|Review of the Motorola A388|
The Motorola A388 is one of a new breed of PDA Phones. That means is that it combines a PDA (Personal Digital Assistant) with a cell phone. Like all current attempts at convergence, the device is more of a compromise than it is the best of both worlds.
Many thanks to Philip Litevsky for the loan of his Motorola A388.
Last Updated: 27-Jul-2002
Before reading this review, please read Some Thoughts on Phone Reviewing.
Unlike most PDA Phones on the market however, the A388 is refreshingly phone-sized. In other words, you don't get the distinct feeling that you are holding a huge PDA to the side of your face when you talk on it. Although it isn't as small or as light as many dedicated phones, it is well within the size and weight tolerances for most people.
The unit is a clamshell design, but it does not have a keypad. It does have a small number of keys around the screen (which takes up virtually the entire surface of the phone's lower body). To use the unit as a phone, a keypad is simulated on the screen. While this may seem like a great solution, it's actually a good example of compromise.
The "keys" can be pressed using your fingers (rather than the provided stylus) but there is no tactile feel, and no feedback of any sort. If you need to press buttons during a call (to send touchtones) then you must manually select the keypad once the call is started. It isn't the kind of phone you want to use while trying to accomplish another task (such as driving). When you can put your full concentration on the phone, it works quite well.

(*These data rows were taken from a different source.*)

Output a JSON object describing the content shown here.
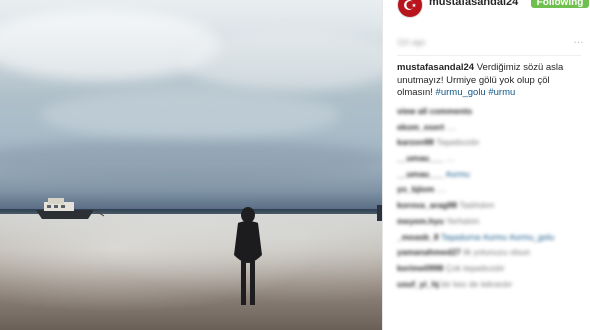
{
  "post": {
    "username": "mustafasandal24",
    "follow_label": "Following",
    "timestamp": "11h ago",
    "more_label": "…"
  },
  "caption": {
    "username": "mustafasandal24",
    "text": "Verdiğimiz sözü asla unutmayız! Urmiye gölü yok olup çöl olmasın!",
    "hashtags": "#urmu_golu #urmu"
  },
  "comments": [
    {
      "user": "view all comments",
      "text": ""
    },
    {
      "user": "ekom_esert",
      "text": "...."
    },
    {
      "user": "karzon98",
      "text": "Taşadsızdır"
    },
    {
      "user": "__umau___",
      "text": "...."
    },
    {
      "user": "__umau___",
      "text": "#urmu"
    },
    {
      "user": "yo_bjiom",
      "text": "...."
    },
    {
      "user": "korova_arag98",
      "text": "Tadıhdım"
    },
    {
      "user": "meyem.hyu",
      "text": "Yerhalım"
    },
    {
      "user": "_moasb_8",
      "text": "Taşadurna #urmu #urmu_golu"
    },
    {
      "user": "yamanahmed27",
      "text": "ilk yolunuzu olsun"
    },
    {
      "user": "kerime0998",
      "text": "Çok taşadsızdır"
    },
    {
      "user": "usuf_yi_hj",
      "text": "bir kez de tekrardır"
    }
  ],
  "icons": {
    "avatar": "crescent-star-icon"
  },
  "colors": {
    "follow_bg": "#70c050",
    "hashtag": "#125688",
    "avatar_bg": "#b8141c"
  }
}
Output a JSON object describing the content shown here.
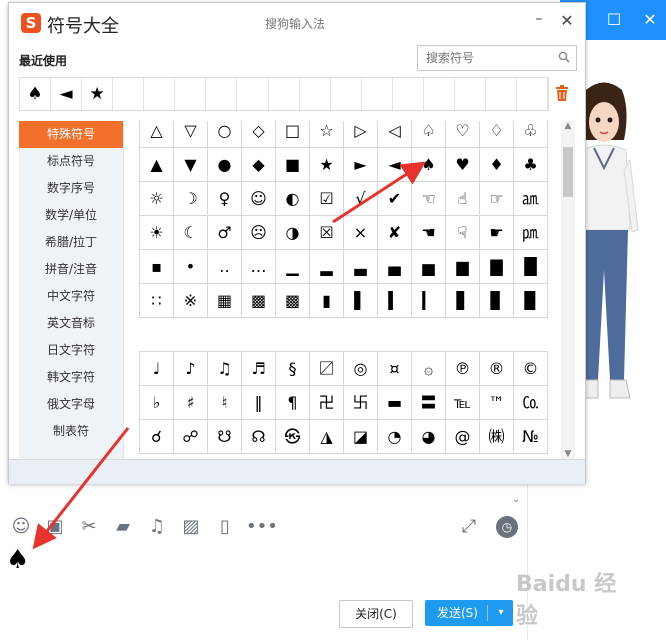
{
  "panel": {
    "title": "符号大全",
    "subtitle": "搜狗输入法",
    "logo": "S",
    "minimize": "–",
    "close": "✕",
    "recent_label": "最近使用",
    "search_placeholder": "搜索符号",
    "recent": [
      "♠",
      "◄",
      "★"
    ],
    "recent_empty_count": 14,
    "categories": [
      "特殊符号",
      "标点符号",
      "数字序号",
      "数学/单位",
      "希腊/拉丁",
      "拼音/注音",
      "中文字符",
      "英文音标",
      "日文字符",
      "韩文字符",
      "俄文字母",
      "制表符"
    ],
    "active_category": 0,
    "grid_top": [
      "△",
      "▽",
      "○",
      "◇",
      "□",
      "☆",
      "▷",
      "◁",
      "♤",
      "♡",
      "♢",
      "♧",
      "▲",
      "▼",
      "●",
      "◆",
      "■",
      "★",
      "►",
      "◄",
      "♠",
      "♥",
      "♦",
      "♣",
      "☼",
      "☽",
      "♀",
      "☺",
      "◐",
      "☑",
      "√",
      "✔",
      "☜",
      "☝",
      "☞",
      "㏂",
      "☀",
      "☾",
      "♂",
      "☹",
      "◑",
      "☒",
      "×",
      "✘",
      "☚",
      "☟",
      "☛",
      "㏘",
      "▪",
      "•",
      "‥",
      "…",
      "▁",
      "▂",
      "▃",
      "▄",
      "▅",
      "▆",
      "▇",
      "█",
      "∷",
      "※",
      "▦",
      "▩",
      "▩",
      "▮",
      "▌",
      "▍",
      "▎",
      "▋",
      "▊",
      "▉"
    ],
    "grid_bottom": [
      "♩",
      "♪",
      "♫",
      "♬",
      "§",
      "〼",
      "◎",
      "¤",
      "۞",
      "℗",
      "®",
      "©",
      "♭",
      "♯",
      "♮",
      "‖",
      "¶",
      "卍",
      "卐",
      "▬",
      "〓",
      "℡",
      "™",
      "㏇",
      "☌",
      "☍",
      "☋",
      "☊",
      "㉿",
      "◮",
      "◪",
      "◔",
      "◕",
      "@",
      "㈱",
      "№"
    ]
  },
  "toolbar": {
    "icons": [
      "smile-icon",
      "screenshot-icon",
      "scissors-icon",
      "folder-icon",
      "music-icon",
      "image-icon",
      "shake-icon",
      "more-icon"
    ],
    "glyphs": [
      "☺",
      "▣",
      "✂",
      "▰",
      "♫",
      "▨",
      "▯",
      "•••"
    ],
    "expand": "⤢",
    "history": "◷",
    "collapse": "⌄"
  },
  "message": {
    "content": "♠"
  },
  "buttons": {
    "close_label": "关闭(C)",
    "send_label": "发送(S)",
    "send_dropdown": "▾"
  },
  "window_controls": [
    "–",
    "☐",
    "✕"
  ],
  "watermark": "Baidu 经验"
}
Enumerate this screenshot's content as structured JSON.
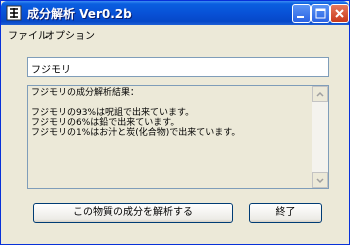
{
  "window": {
    "title": "成分解析 Ver0.2b",
    "icon": "app-icon"
  },
  "titlebar_buttons": {
    "minimize_icon": "minimize-icon",
    "maximize_icon": "maximize-icon",
    "close_icon": "close-icon"
  },
  "menu": {
    "file": "ファイル",
    "options": "オプション"
  },
  "input": {
    "value": "フジモリ"
  },
  "result": {
    "lines": [
      "フジモリの成分解析結果：",
      "",
      "フジモリの93%は呪詛で出来ています。",
      "フジモリの6%は鉛で出来ています。",
      "フジモリの1%はお汁と炭(化合物)で出来ています。"
    ]
  },
  "buttons": {
    "analyze": "この物質の成分を解析する",
    "exit": "終了"
  },
  "colors": {
    "titlebar": "#0850d5",
    "window_bg": "#ece9d8",
    "close_button": "#c9391b"
  }
}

Earpiece volume can be adjusted during a call using side-mounted buttons, but only if you haven't changed from the default screen that is displayed at the start of a call.
The PDA functionality of the phone is reasonably extensive, but I doubt that the A388 is going to win any awards in this department. It's best to think of the PDA functionality as an extension to the features found increasingly on regular cell phones.
The clamshell design is never my first pick, because inevitably it feels uncomfortable against some types of faces. I found the A388 to be acceptable in this regard, but the top of the clamshell feels flimsy to me, and I always had the feeling that I would damage the hinge if I continued to use it. While this may be more a perception than reality, it did give the phone a rather cheap feel.
n terms of RF performance, the phone did very well when compared to my P280. It had almost identical RF sensitivity, and it dealt with handoffs and network problems with similar aplomb. Unfortunately, the audio from the built-in earpiece was enormously disappointing. It was tinny and shallow, and it lacked any real volume. Fortunately though, the phone sounds great when used on a good-quality earbud or headset, but the volume is still rather low.
I liked the idea of a phone that was also a PDA, but I don't honestly believe the A388 is exactly the best attempt at this so far. It's poor audio quality (though the built-in speaker) and less-than-stellar PDA capabilities make it a mere blip on the radar of history. The market for this type of device is extremely competitive, and I believe that the A388 will look completely out-of-place in very short order. After all, people buying this type of phone aren't looking for a simple device, and their demands are high.
My apologies for the shortness of this review, but after deciding that it wasn't really my place to review the PDA portion of the phone, since I don't really have enough experience to pass judgment, I found myself left with little else to say.